Document extraction

Extract key values from the given document and predicts the type of the field. For example, if in a given document "Invoice: 101" keyValue is found, it will predict its type as "INVOICE NUMBER" for now the type prediction is limited to the type identified by AWS Textract OCR Provider.

Sync Extraction

/ocrsvc/v{ver}/DocumentExtraction is called when user want to extract all key pair values.

The table shows the required values:

Component Description
API Method /ocrsvc/v{ver}/DocumentExtraction
Input
  • ver - The version of the IDP
  • ocrDocument - Processes .jpg, .jpeg, and .png files as input.
Output The response is of JSON type

Async Extraction

ocrsvc/v{ver}/AsyncDocumentExtraction are called when user wants to extract all key pair values. Called when OCR Document is a PDF File.

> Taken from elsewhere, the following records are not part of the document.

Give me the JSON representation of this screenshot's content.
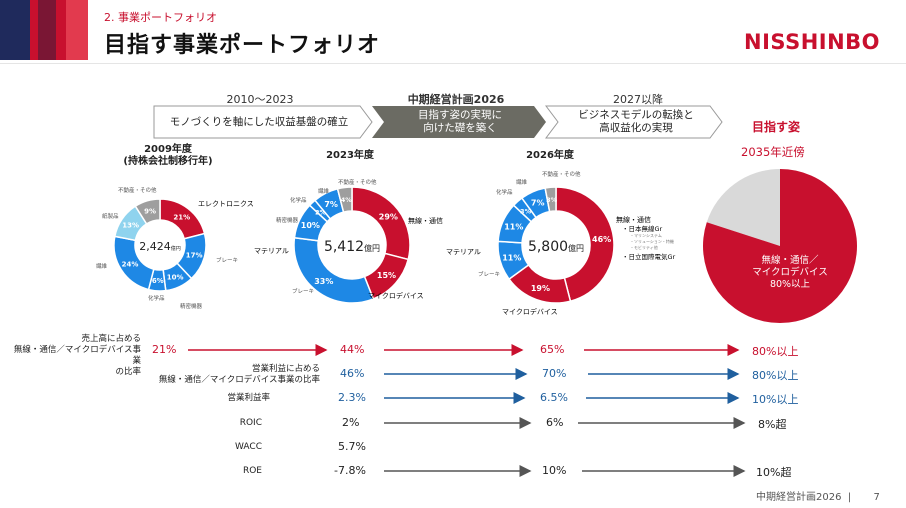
{
  "header": {
    "subtitle": "2. 事業ポートフォリオ",
    "title": "目指す事業ポートフォリオ",
    "logo": "NISSHINBO",
    "stripe_colors": [
      "#1f2a5c",
      "#c8102e",
      "#8b1c3b",
      "#c8102e",
      "#e23a4e"
    ]
  },
  "timeline": {
    "periods": [
      {
        "label": "2010～2023",
        "bold": false
      },
      {
        "label": "中期経営計画2026",
        "bold": true
      },
      {
        "label": "2027以降",
        "bold": false
      }
    ],
    "arrows": [
      {
        "text": "モノづくりを軸にした収益基盤の確立"
      },
      {
        "text": "目指す姿の実現に\n向けた礎を築く"
      },
      {
        "text": "ビジネスモデルの転換と\n高収益化の実現"
      }
    ]
  },
  "charts": [
    {
      "label": "2009年度\n(持株会社制移行年)",
      "total": "2,424",
      "unit": "億円",
      "slices": [
        {
          "name": "エレクトロニクス",
          "pct": 21,
          "color": "#c8102e"
        },
        {
          "name": "ブレーキ",
          "pct": 17,
          "color": "#1e88e5"
        },
        {
          "name": "精密機器",
          "pct": 10,
          "color": "#1e88e5"
        },
        {
          "name": "化学品",
          "pct": 6,
          "color": "#1e88e5"
        },
        {
          "name": "繊維",
          "pct": 24,
          "color": "#1e88e5"
        },
        {
          "name": "紙製品",
          "pct": 13,
          "color": "#8fd3ee"
        },
        {
          "name": "不動産・その他",
          "pct": 9,
          "color": "#9e9e9e"
        }
      ]
    },
    {
      "label": "2023年度",
      "total": "5,412",
      "unit": "億円",
      "slices": [
        {
          "name": "無線・通信",
          "pct": 29,
          "color": "#c8102e"
        },
        {
          "name": "マイクロデバイス",
          "pct": 15,
          "color": "#c8102e"
        },
        {
          "name": "ブレーキ",
          "pct": 33,
          "color": "#1e88e5"
        },
        {
          "name": "精密機器",
          "pct": 10,
          "color": "#1e88e5"
        },
        {
          "name": "化学品",
          "pct": 2,
          "color": "#1e88e5"
        },
        {
          "name": "繊維",
          "pct": 7,
          "color": "#1e88e5"
        },
        {
          "name": "不動産・その他",
          "pct": 4,
          "color": "#9e9e9e"
        }
      ]
    },
    {
      "label": "2026年度",
      "total": "5,800",
      "unit": "億円",
      "slices": [
        {
          "name": "無線・通信",
          "pct": 46,
          "color": "#c8102e"
        },
        {
          "name": "マイクロデバイス",
          "pct": 19,
          "color": "#c8102e"
        },
        {
          "name": "ブレーキ",
          "pct": 11,
          "color": "#1e88e5"
        },
        {
          "name": "精密機器",
          "pct": 11,
          "color": "#1e88e5"
        },
        {
          "name": "化学品",
          "pct": 3,
          "color": "#1e88e5"
        },
        {
          "name": "繊維",
          "pct": 7,
          "color": "#1e88e5"
        },
        {
          "name": "不動産・その他",
          "pct": 3,
          "color": "#9e9e9e"
        }
      ]
    }
  ],
  "chart_labels": {
    "c1": {
      "elec": "エレクトロニクス",
      "brake": "ブレーキ",
      "precision": "精密機器",
      "chem": "化学品",
      "fiber": "繊維",
      "paper": "紙製品",
      "other": "不動産・その他"
    },
    "c2": {
      "wireless": "無線・通信",
      "micro": "マイクロデバイス",
      "brake": "ブレーキ",
      "material": "マテリアル",
      "precision": "精密機器",
      "chem": "化学品",
      "fiber": "繊維",
      "other": "不動産・その他"
    },
    "c3": {
      "wireless": "無線・通信",
      "micro": "マイクロデバイス",
      "brake": "ブレーキ",
      "material": "マテリアル",
      "chem": "化学品",
      "fiber": "繊維",
      "other": "不動産・その他",
      "sub1": "・日本無線Gr",
      "sub1a": "・マリンシステム",
      "sub1b": "・ソリューション・特機",
      "sub1c": "・モビリティ他",
      "sub2": "・日立国際電気Gr"
    }
  },
  "goal": {
    "heading": "目指す姿",
    "year": "2035年近傍",
    "pie_text_1": "無線・通信／",
    "pie_text_2": "マイクロデバイス",
    "pie_text_3": "80%以上",
    "red_pct": 80,
    "red_color": "#c8102e",
    "gray_color": "#d9d9d9"
  },
  "metrics": [
    {
      "label": "売上高に占める\n無線・通信／マイクロデバイス事業\nの比率",
      "v2009": "21%",
      "v2023": "44%",
      "v2026": "65%",
      "v2035": "80%以上",
      "color": "#c8102e"
    },
    {
      "label": "営業利益に占める\n無線・通信／マイクロデバイス事業の比率",
      "v2009": "",
      "v2023": "46%",
      "v2026": "70%",
      "v2035": "80%以上",
      "color": "#1f5f9e"
    },
    {
      "label": "営業利益率",
      "v2009": "",
      "v2023": "2.3%",
      "v2026": "6.5%",
      "v2035": "10%以上",
      "color": "#1f5f9e"
    },
    {
      "label": "ROIC",
      "v2009": "",
      "v2023": "2%",
      "v2026": "6%",
      "v2035": "8%超",
      "color": "#555555"
    },
    {
      "label": "WACC",
      "v2009": "",
      "v2023": "5.7%",
      "v2026": "",
      "v2035": "",
      "color": "#555555"
    },
    {
      "label": "ROE",
      "v2009": "",
      "v2023": "-7.8%",
      "v2026": "10%",
      "v2035": "10%超",
      "color": "#555555"
    }
  ],
  "footer": {
    "text": "中期経営計画2026",
    "page": "7"
  }
}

The table shows the required values:

Component Description
API Method ocrsvc/v{ver}/AsyncDocumentExtraction
Input
  • ver - The version of the IDP
  • ocrDocument - Processes .pdf files as input.
  • pageNo - PageNo can be , eg. for pdf with Page size 10, values could be 1,2,3 or 1-3, or 1, 3-5 or 1-3, 7-10
Output generated Task ID is generated.

Response output

{
  "ExtractionData": [
    {
      "FieldName": "Name of the extracted entity",
      "FieldValue": "Extracted text value, possibly multi-line",
      "FieldGeometry": [
        [Left, Top, Width, Height] (Field Name geometry),
        [Left, Top, Width, Height] (Field Value geometry)
      ],
      "Confidence": ["Confidence score for each extracted value"],
      "PageNo": "Page number where the field was found",
      "Type": {
        "Value": "Category of the extracted field (e.g., ADDRESS, DATE, etc.)",
        "Confidence": "Confidence score for field classification"
      }
    }
  ],
  "_metadata": {
    "TotalFields": "Total number of extracted fields",
    "Confidence": "Overall confidence score of the extraction",
    "TaskID": "Unique identifier for the OCR processing job",
    "OcrProvider": "Name of the OCR service provider used",
    "TenantID": "Identifier for the tenant or client using the service",
    "NumberOfPages": "Total number of pages in the document"
  }
}